The bad news for consumers is that, typically, utility bills only appear on a credit report when they're delinquent. In most states, providers aren't obligated to regularly report payment histories to the major credit bureaus; in fact, there are significant disincentives for doing so. In addition to being expensive, reporting to credit agencies makes the utility company subject to the Fair Credit Reporting Act. Most don't bother with the potential legal fallout.

However, if you're significantly behind on your bills, a gas, electric or phone provider may send your account to a collection agency that could – and likely will – forward the information to one or more of the credit bureaus.
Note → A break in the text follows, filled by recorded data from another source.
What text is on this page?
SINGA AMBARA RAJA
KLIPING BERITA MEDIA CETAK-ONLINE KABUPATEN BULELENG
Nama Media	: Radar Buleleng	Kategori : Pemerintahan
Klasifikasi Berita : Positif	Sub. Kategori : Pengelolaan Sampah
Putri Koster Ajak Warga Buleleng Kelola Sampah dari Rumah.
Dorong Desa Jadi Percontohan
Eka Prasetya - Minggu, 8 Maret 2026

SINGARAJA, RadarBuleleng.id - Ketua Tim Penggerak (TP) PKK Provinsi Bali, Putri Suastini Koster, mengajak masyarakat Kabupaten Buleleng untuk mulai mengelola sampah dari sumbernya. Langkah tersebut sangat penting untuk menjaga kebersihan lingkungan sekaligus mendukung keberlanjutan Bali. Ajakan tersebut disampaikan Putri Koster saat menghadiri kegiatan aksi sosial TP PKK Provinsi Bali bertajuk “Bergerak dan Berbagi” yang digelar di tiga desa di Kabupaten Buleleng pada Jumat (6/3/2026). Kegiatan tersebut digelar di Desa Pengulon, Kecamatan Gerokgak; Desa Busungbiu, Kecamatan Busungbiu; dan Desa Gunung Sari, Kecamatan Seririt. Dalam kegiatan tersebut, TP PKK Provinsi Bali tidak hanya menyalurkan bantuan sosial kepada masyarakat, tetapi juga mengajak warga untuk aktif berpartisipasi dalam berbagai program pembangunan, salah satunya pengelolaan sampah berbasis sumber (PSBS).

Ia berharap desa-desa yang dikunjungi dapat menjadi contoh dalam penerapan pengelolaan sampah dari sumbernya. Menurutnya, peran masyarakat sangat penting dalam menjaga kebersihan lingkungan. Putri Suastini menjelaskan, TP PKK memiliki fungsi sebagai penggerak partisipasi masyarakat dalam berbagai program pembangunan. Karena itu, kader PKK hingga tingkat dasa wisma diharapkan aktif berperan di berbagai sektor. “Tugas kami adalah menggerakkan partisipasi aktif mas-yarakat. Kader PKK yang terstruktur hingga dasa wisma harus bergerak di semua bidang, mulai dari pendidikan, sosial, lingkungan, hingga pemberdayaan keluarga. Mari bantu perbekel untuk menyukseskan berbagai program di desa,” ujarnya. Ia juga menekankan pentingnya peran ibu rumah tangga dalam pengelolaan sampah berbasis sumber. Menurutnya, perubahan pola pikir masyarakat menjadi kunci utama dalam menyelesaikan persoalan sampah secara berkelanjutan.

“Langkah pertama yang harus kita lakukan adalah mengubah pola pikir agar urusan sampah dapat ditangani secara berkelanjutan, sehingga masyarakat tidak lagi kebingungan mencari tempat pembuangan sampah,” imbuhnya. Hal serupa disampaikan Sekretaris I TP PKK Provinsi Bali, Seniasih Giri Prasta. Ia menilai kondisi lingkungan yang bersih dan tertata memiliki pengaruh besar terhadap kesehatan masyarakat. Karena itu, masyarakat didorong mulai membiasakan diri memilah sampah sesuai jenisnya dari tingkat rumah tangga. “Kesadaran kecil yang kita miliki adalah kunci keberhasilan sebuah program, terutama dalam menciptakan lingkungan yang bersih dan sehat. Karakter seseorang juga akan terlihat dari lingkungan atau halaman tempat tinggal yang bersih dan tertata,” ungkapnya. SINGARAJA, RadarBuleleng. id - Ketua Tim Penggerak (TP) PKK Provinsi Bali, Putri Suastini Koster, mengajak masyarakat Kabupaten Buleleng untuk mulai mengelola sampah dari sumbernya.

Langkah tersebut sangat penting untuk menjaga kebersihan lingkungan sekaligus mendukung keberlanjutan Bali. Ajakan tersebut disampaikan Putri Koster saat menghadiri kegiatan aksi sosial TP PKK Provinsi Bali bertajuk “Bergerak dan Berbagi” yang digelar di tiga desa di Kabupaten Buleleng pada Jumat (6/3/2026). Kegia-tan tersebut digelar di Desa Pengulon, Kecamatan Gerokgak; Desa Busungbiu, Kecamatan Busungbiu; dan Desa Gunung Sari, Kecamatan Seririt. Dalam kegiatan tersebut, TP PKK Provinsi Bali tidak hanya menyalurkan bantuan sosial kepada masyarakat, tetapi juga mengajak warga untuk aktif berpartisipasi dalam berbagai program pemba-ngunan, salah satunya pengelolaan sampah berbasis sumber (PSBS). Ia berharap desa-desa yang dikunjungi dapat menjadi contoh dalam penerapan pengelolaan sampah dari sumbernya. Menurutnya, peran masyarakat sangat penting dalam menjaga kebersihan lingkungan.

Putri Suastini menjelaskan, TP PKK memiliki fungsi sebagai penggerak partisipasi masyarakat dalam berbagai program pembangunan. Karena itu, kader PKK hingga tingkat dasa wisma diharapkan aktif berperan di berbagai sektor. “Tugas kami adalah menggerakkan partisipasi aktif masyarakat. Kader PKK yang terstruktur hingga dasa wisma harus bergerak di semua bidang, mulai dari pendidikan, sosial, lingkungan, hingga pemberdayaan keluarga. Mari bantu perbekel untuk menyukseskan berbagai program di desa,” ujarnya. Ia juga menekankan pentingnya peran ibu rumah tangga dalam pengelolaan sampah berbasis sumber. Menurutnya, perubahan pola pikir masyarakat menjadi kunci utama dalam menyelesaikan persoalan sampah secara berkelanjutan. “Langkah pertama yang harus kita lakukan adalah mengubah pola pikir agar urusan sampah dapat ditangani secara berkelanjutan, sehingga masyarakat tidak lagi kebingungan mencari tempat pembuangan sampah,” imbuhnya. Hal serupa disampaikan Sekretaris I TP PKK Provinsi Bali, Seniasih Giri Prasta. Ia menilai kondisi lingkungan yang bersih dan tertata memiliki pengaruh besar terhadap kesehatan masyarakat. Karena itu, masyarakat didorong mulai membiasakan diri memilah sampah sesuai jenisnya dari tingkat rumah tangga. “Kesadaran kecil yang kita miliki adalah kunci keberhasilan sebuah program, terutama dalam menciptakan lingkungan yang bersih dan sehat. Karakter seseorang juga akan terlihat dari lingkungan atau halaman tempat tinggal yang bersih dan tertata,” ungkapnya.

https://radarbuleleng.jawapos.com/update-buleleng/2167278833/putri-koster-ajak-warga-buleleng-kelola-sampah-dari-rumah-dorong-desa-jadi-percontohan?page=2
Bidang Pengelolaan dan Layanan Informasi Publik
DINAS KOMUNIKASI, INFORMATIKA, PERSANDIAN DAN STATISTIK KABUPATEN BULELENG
Of course, paying your bills on time will help your credit, insofar as the absence of "negative" items improves your score. But if you're looking to build your credit score, simply paying your gas, electric or phone bill on time usually won't do the trick. A more effective approach is to obtain a secured or unsecured credit card and use it responsibly. (You can bet these lenders report to all three credit bureaus – they usually do.)

Key Takeaways

  • Generally, utility bills appear on a  credit report when they're delinquent.
  • If you have long-overdue bills, a utility company can send your account to a collection agency that can forward it to one or more of the credit bureaus.
  • If you want to build your credit score, simply paying your utility bill on time usually won't do the trick. A secured or unsecured credit card may be a better option.